Pour ce personnage, on regrette pourtant qu’il ne soit pas, visuellement, la femme exténuée et repoussante dont parlent les servantes. Fort heureusement Janice Baird a toute la vitalité nécessaire pour mener à bien –même si ce soir l’intonation semble souvent en quête de justesse – la gageure éprouvante de ce rôle meurtrier. Mais était-il impossible de lui donner l’apparence désolée qui empêche son frère de la reconnaître et qui matérialiserait ses tourments, passés et présents ? L’adrénaline aidant, cette Elektra propre sur elle n’a vraiment rien d’une victime ! De vitalité, Jadwigga Rappé semble en manquer quelque peu, qui se réfugie longtemps dans le sprechgesang avant que, la voix chauffée, et grâce à son jeu expressif elle ne compose une Clytemnestre convaincante.

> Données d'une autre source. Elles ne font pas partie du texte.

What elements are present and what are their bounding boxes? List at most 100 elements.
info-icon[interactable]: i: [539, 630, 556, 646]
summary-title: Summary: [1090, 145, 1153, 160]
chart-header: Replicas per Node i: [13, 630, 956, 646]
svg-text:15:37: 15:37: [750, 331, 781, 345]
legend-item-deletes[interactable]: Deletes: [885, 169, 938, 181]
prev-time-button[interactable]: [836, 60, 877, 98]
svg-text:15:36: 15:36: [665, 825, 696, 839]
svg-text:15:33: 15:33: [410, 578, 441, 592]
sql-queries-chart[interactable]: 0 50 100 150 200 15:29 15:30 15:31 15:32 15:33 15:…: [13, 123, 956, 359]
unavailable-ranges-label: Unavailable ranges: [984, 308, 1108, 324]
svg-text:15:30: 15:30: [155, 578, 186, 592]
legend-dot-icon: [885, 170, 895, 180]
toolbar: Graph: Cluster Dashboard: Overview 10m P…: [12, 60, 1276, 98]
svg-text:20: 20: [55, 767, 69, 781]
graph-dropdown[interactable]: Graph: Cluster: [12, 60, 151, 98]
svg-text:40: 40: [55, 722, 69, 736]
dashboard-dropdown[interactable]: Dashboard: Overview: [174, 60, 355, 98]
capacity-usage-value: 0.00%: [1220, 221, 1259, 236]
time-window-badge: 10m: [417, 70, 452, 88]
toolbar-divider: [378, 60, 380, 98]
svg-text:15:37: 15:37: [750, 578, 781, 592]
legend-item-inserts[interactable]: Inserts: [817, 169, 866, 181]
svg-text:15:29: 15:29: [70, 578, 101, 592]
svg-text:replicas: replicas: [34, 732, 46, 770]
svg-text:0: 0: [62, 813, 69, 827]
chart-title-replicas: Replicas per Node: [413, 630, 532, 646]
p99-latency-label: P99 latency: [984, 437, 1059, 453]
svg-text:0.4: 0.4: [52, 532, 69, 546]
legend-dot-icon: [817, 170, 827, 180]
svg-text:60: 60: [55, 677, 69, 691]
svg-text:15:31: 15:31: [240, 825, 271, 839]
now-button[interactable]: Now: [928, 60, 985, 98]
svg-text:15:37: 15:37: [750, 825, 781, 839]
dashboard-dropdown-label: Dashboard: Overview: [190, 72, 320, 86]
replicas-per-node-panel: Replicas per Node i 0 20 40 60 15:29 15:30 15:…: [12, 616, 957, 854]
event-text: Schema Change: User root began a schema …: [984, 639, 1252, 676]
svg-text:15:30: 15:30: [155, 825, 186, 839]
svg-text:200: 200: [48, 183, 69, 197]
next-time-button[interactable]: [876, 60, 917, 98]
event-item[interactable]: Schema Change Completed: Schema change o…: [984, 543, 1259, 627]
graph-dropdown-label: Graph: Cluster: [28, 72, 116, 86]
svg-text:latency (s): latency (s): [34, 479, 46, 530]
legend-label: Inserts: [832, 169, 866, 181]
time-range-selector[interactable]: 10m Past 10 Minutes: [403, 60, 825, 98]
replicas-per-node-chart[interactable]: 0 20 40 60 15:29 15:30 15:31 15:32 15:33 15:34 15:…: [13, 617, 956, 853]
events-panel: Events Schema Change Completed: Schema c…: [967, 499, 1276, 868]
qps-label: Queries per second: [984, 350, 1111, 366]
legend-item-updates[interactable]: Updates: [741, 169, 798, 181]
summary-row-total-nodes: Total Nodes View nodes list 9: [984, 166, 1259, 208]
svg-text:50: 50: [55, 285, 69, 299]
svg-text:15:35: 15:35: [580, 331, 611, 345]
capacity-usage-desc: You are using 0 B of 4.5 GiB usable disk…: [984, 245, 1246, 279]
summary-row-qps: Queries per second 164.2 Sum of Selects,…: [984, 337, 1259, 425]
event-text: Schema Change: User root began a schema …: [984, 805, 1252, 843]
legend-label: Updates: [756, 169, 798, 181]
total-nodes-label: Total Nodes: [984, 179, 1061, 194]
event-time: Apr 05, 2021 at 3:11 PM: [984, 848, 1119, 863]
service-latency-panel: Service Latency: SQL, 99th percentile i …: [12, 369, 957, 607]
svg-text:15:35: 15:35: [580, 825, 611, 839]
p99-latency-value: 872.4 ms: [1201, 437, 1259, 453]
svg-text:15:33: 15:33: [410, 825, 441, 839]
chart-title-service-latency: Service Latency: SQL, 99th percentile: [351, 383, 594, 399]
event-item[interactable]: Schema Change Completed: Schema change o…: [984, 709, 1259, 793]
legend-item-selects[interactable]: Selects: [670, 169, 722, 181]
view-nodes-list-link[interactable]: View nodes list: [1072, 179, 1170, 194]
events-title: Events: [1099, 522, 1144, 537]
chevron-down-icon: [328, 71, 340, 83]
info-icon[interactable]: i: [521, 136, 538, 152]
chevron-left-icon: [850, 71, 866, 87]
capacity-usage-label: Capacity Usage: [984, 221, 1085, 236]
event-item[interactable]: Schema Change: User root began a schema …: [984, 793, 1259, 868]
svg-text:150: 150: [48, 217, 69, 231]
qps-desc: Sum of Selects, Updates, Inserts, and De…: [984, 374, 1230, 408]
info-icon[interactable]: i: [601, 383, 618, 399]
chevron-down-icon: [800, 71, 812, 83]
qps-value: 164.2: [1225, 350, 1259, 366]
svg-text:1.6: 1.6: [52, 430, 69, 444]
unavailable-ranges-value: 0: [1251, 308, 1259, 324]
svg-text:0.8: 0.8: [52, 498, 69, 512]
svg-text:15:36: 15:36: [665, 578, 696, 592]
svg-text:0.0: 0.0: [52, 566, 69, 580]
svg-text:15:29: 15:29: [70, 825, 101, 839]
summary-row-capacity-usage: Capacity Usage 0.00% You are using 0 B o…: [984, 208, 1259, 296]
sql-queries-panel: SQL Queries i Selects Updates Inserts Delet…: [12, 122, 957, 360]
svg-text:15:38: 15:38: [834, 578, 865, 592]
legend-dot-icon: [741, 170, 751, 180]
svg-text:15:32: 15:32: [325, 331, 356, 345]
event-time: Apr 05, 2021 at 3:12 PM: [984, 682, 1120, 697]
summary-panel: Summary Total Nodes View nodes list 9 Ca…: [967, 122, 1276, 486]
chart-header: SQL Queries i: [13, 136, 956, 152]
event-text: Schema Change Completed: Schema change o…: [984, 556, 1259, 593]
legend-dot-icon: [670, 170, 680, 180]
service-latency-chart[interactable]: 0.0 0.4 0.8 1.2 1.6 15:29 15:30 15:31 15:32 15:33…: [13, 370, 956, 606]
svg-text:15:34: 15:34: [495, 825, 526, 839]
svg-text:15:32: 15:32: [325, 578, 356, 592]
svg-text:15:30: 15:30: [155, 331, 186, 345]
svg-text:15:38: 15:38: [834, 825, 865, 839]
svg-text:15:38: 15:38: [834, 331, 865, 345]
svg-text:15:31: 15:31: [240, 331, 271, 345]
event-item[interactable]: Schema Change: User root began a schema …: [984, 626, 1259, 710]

En revanche Edith Haller a d’emblée dans la voix tout l’élan et les aigus requis pour incarner Chrysothémis, la sœur si « normale », aux rêves de bonheur conformistes mais tellement humains. Kim Begley est un Egisthe de luxe et Tommi Hakala un Oreste grave, prudent et fougueux à la fois. Mention bien pour les servantes, ainsi que pour les rôles d’appoint.
 
Dans la fosse, c’est l’état de grâce. Sont-ce les rumeurs autour de rapports remettant en cause le label d’Opéra national qui dopent les musiciens ? Est-ce, comme il s’en produit heureusement, un coup de foudre pour le chef d’orchestre ? Peut-être les deux. En tout cas ce qui monte de la fosse est proprement stupéfiant de beauté et de contrôle sonore ; sans doute la diffusion en direct dans plusieurs maisons de retraite et au CHU stimule-t-elle les instrumentistes, mais la précision de la direction est telle qu’elle laisse médusé de bonheur. Sans rien sacrifier des impératifs de tension et d’intensité Michael Schondwandt obtient des transparences, des rutilances, des stridences, des scansions, des coulées de couleurs et de sons magistralement conduites et contrôlées, en une symbiose enivrante qui pallie la rétention dramatique du tableau final. Venu en remplaçant, ce chef triomphe en Maître.